Foreign Minister Yair Lapid said Monday that Israel is working to ensure that the country’s financial institutions do not make possible the circumvention of crippling sanctions imposed on Russia over its invasion of Ukraine.
At a joint press conference in Bratislava with his Slovakian counterpart Ivan Korcok, Lapid condemned Russia’s military offensive as unjustified.
“Israel will not be a route to bypass sanctions imposed on Russia by the United States and other Western countries,” Lapid said. “The Ministry of Foreign Affairs is coordinating the issue together with partners, including the Bank of Israel, the Finance Ministry, the Economy Ministry, the Airports Authority, the Energy Ministry, and others.”
“Israel, like Slovakia, condemns the Russian invasion of Ukraine, and calls for an end to the fighting,” he added. “There is no justification for violating Ukraine’s territorial integrity, and there is no justification for attacks on a civilian population.”
Israel, Lapid vowed, “will do everything it can to assist mediation efforts, to stop the shooting and restore peace. We are working together with our greatest ally, the United States, and our European friends to prevent the continuation of this tragedy.”
Lapid added that he had spoken with Korcok about cooperation to help Jews and Israelis escape from the conflict in Ukraine via the Vysne Nemecke crossing with Romania.
He said the two countries are also cooperating on sending humanitarian aid into Ukraine.

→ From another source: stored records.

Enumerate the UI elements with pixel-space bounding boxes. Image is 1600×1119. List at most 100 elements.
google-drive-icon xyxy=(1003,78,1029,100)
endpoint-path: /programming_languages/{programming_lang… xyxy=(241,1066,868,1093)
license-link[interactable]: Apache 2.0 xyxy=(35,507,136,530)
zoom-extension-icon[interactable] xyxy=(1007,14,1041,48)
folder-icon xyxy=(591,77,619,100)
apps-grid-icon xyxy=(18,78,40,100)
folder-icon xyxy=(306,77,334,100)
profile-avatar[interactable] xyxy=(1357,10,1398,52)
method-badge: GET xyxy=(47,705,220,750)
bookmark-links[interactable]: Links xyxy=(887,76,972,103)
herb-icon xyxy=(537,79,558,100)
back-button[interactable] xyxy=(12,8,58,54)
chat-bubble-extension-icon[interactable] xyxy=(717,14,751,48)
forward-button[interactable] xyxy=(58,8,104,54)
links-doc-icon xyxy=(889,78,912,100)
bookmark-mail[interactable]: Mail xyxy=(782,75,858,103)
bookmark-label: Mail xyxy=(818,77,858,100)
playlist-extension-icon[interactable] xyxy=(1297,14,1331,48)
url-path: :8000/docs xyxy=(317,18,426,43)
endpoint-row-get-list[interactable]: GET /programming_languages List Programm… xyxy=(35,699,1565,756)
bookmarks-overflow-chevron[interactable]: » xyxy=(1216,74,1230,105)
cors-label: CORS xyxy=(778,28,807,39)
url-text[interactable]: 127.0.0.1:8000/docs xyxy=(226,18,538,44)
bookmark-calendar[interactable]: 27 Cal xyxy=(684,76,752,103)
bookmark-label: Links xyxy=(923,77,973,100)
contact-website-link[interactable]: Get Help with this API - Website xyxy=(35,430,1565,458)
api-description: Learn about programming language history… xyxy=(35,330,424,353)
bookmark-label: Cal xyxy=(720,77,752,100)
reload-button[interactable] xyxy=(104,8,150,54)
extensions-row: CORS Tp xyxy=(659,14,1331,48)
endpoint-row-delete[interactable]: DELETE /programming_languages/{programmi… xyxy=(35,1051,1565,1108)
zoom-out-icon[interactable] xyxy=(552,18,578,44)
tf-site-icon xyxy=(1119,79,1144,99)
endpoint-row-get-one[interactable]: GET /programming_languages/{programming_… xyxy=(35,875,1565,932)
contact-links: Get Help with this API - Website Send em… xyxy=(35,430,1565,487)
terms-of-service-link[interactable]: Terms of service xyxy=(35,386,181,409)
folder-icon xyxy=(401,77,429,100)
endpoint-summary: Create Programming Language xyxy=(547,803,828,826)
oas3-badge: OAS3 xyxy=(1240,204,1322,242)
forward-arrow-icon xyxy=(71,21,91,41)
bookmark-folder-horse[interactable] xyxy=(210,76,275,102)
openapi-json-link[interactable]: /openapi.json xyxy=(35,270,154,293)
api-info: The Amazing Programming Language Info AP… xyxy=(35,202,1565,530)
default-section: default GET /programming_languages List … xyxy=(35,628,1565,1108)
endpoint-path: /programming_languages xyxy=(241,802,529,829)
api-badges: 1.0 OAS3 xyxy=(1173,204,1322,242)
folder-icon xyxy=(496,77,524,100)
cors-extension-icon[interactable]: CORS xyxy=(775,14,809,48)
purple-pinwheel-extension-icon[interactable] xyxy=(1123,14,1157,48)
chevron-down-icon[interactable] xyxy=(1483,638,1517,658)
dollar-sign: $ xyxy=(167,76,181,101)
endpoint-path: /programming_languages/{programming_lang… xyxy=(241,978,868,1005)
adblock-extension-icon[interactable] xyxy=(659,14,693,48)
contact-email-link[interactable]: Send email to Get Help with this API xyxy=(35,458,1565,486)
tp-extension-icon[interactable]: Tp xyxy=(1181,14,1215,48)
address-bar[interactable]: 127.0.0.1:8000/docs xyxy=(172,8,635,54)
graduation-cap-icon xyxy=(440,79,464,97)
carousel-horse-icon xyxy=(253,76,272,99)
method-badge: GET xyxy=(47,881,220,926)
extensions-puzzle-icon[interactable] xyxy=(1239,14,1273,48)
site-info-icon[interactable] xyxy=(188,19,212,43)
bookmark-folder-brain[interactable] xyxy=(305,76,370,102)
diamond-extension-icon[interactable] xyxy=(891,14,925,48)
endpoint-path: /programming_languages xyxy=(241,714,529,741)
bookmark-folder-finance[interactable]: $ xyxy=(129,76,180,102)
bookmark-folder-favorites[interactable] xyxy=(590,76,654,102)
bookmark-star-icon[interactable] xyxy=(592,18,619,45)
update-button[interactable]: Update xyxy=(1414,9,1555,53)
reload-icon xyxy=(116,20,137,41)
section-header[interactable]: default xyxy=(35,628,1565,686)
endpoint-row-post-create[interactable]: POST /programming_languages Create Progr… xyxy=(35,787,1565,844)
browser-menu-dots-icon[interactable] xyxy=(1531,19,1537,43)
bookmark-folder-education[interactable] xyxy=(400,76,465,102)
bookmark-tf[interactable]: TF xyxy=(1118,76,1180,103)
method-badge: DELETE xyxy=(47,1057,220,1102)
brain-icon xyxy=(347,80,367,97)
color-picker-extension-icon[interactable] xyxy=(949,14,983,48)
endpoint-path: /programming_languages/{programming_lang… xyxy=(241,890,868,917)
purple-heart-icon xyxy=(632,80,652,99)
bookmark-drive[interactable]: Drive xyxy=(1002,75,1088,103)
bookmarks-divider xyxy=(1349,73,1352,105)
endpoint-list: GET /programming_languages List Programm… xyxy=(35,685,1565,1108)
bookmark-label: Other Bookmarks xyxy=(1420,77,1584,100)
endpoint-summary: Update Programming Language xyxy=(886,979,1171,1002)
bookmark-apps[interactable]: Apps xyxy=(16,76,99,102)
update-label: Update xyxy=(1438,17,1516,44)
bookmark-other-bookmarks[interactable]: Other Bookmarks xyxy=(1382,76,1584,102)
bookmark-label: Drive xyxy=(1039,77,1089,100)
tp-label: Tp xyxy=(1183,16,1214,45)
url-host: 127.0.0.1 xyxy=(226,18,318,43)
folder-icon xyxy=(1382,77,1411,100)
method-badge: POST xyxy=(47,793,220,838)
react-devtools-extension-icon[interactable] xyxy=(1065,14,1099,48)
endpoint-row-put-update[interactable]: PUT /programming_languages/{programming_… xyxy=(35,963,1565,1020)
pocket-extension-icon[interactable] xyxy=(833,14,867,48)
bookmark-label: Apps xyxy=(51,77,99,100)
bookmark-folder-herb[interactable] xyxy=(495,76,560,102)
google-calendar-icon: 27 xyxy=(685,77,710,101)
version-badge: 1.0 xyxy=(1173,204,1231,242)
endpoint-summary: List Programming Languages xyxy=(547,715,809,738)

In the wake of the Russian invasion, Western countries applied crushing sanctions on Russia, and the US and numerous other nations also leveled penalties on oligarchs.
Russia has been frozen out of international banking systems, causing the ruble to plummet in value. An increasing number of Western businesses are halting their operations in the country.
However, Israel has avoided joining Western sanctions against Russian oligarchs.
The US Under Secretary of State for Political Affairs, Victoria Nuland, said Friday that Israel should get onboard with Western sanctions, and bar Russian oligarchs. “You don’t want to become the last haven for dirty money that’s fueling Putin’s wars,” Nuland said.
Lapid spoke after a Twitter account that tracks the movement of sanctioned Russian oligarch Roman Abramovich’s six aircraft showed that a Gulfstream G650 belonging to Abramovich landed in Tel Aviv at around 9 p.m. local time Sunday. The plane had taken off from Moscow. It was not known if Abramovich or any members of his family were aboard.
On Friday, Channel 12 reported that 14 rented private jets have flown from Russia to Israel since the invasion of Ukraine on February 24, a possible indication that some wealthy Russians are looking at ways to slip around sanctions imposed to punish their country for the attack.
Israel has reportedly has banned the oligarchs from parking their planes in the country.
According to Hebrew media reports, the Israel Airports Authority has instructed staff at Ben Gurion Airport not to approve long-term parking of private jets belonging to US-sanctioned Russians, to prevent them from being stashed in Israel in an attempt to bypass sanctions.
Lapid is on a trip to Romania and Slovakia, both of which border Ukraine, for talks with their leaders on Russia’s invasion of Ukraine, as well as bilateral relations with Israel. He was in Romania on Sunday.
During the three-day visit, Lapid will also meet Foreign Ministry officials who have been working under “emergency conditions” at the border crossings with Ukraine for the past two weeks, helping Israeli citizens, Ukrainian Jews, and other refugees fleeing the war.
Israel’s good relations with both Ukraine and Russia has enabled it to take on the role of mediator between the two countries.
Prime Minister Naftali Bennett met personally with Russian President Vladimir Putin earlier this month and had several phone conversations with him as well as with Ukrainian President Volodymyr Zelensky.
Bennett spoke by phone with Zelensky on Saturday after Zelensky proposed that Jerusalem host ceasefire talks between Ukraine and Russia, and asserted that Israel could play an “important role” in the efforts to end the war.
Details of Israel’s mediation efforts have remained obscure. Saturday saw a top adviser to Zelensky deny a report that Israel had pushed the Ukrainian leader to accept an offer from Putin that would see Kyiv make significant concessions to end Russia’s invasion.
Israeli officials have indicated that Jerusalem has not taken a position, nor has it brought forward a proposal for a ceasefire. Rather, they assert that Bennett’s role has been clarifying the sides’ positions to each other and to other global players.